Co-prescribing of opioids and benzodiazepines/Z-drugs associated with all-cause mortality-A population-based longitudinal study in primary care with weak opioids most commonly prescribed

被引:4
作者
Linnet, Kristjan [1 ]
Thorsteinsdottir, Heidrun Sjofn [2 ]
Sigurdsson, Johann Agust [1 ,3 ]
Sigurdsson, Emil Larus [1 ,4 ]
Gudmundsson, Larus Steinthor [2 ]
机构
[1] Primary Hlth Care Capital Area, Dev Ctr Primary Healthcare Iceland, Reykjavik, Iceland
[2] Univ Iceland, Fac Pharmaceut Sci, Sch Hlth Sci, Reykjavik, Iceland
[3] Norwegian Univ Sci & Technol NTNU, Dept Publ Hlth & Nursing, Gen Practice Res Unit, Trondheim, Norway
[4] Univ Iceland, Fac Med, Sch Hlth Sci, Dept Family Med, Reykjavik, Iceland
关键词
weak opioids; benzodiazepines/Z-drugs; mortality risk; long-term co-prescribing; primary care; PRESCRIPTION; TRENDS; PAIN;
D O I
10.3389/fphar.2022.932380
中图分类号
R9 [药学];
学科分类号
1007 ;
摘要
Introduction: The risk of mortality associated with the co-prescribing of benzodiazepines and opioids has been explored in a number of papers mainly focusing on strong opioids.

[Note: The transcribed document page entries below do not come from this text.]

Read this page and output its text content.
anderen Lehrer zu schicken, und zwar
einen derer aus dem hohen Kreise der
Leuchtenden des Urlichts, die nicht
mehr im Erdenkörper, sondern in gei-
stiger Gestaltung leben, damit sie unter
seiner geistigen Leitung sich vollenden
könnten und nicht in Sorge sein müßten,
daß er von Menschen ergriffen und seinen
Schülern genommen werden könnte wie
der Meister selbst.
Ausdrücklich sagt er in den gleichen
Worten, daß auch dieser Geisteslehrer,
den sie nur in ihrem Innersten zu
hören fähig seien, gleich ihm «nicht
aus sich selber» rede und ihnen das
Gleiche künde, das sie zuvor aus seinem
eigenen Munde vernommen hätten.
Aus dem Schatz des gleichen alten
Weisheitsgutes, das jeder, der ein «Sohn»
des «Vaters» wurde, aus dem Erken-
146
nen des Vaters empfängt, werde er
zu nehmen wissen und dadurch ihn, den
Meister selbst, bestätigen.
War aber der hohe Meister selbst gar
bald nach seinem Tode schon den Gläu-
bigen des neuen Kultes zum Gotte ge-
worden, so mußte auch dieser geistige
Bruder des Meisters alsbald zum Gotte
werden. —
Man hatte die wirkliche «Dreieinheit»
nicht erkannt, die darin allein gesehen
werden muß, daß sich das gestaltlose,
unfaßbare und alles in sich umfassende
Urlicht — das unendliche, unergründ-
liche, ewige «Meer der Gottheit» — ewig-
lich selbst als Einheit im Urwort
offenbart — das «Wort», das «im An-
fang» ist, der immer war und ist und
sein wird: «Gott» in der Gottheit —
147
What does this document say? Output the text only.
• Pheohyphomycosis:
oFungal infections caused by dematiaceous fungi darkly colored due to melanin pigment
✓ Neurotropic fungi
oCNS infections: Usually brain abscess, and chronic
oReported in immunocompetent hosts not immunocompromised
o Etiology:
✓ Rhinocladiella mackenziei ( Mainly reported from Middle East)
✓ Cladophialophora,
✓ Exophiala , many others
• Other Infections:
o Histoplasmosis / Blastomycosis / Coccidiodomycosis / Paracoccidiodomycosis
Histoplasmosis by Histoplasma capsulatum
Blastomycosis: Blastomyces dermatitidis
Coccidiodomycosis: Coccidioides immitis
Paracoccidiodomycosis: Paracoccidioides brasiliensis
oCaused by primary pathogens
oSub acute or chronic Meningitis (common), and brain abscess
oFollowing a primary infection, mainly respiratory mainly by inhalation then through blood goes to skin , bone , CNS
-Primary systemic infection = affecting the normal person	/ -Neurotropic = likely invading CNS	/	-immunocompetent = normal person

The mortality risk associated with the use of weak opioids has not been dealt with to a similar extent. Objective: To assess the mortality risk in primary care patients with consistent 3-year co-prescribing of benzodiazepine/Z-drugs (benzodiazepine receptor modulators) and mainly weak opioids (codeine, tramadol). Methods: Of 221,804 patients contacting the primary healthcare centres, 124,436 were selected for further analysis, 88,832 participants fulfilled the inclusion criteria, aged 10-69 years and were divided into four groups with neither any use of benzodiazepines/Z-drugs nor opioids as Group 1, 3 years' use of opioids and no/minimal benzodiazepines/Z-drugs as Group 2, with benzodiazepines/Z -drugs and no/minimal opioids as Group 3, and finally both benzodiazepines/Z-drugs and opioids as Group 4. Hazard ratios were calculated with the no-drug group as a reference, using Cox proportional hazards regression model adjusted for age, sex, number of chronic conditions and cancer patients excluded (n = 87,314). Results: Hazard ratios for mortality increased both in Group 3 where it was 2.66 (95% CI 2.25-3.09) and in Group 4 where it was 5.12 (95% CI 4.25-6.17), with increased dose and higher number of chronic conditions. In Group 4 an opioid dose-dependent increase in mortality among persons using >1000 DDDs benzodiazepines/Z -drugs was observed when those on less than <300 DDDs of opioids with HR 4.94 (95% CI 3.54-6.88) were compared to those on >300 DDDs with HR 7.61/95% CI 6.08-9.55). This increase in mortality was not observed among patients on <1000 DDDs of benzodiazepines/Z-drugs. Conclusion: The study supports evidence suggesting that mortality increases in a dose-dependent manner in patients co-prescribed benzodiazepines/Z-drugs and weak opioids (codeine, tramadol). An association between the number of chronic conditions and a rise in mortality was found. Long-term use of these drugs should preferably be avoided. Non-pharmacological therapy should be seriously considered instead of long-term use of benzodiazepines/Z-drugs, and deprescribing implemented for chronic users of these drugs when possible.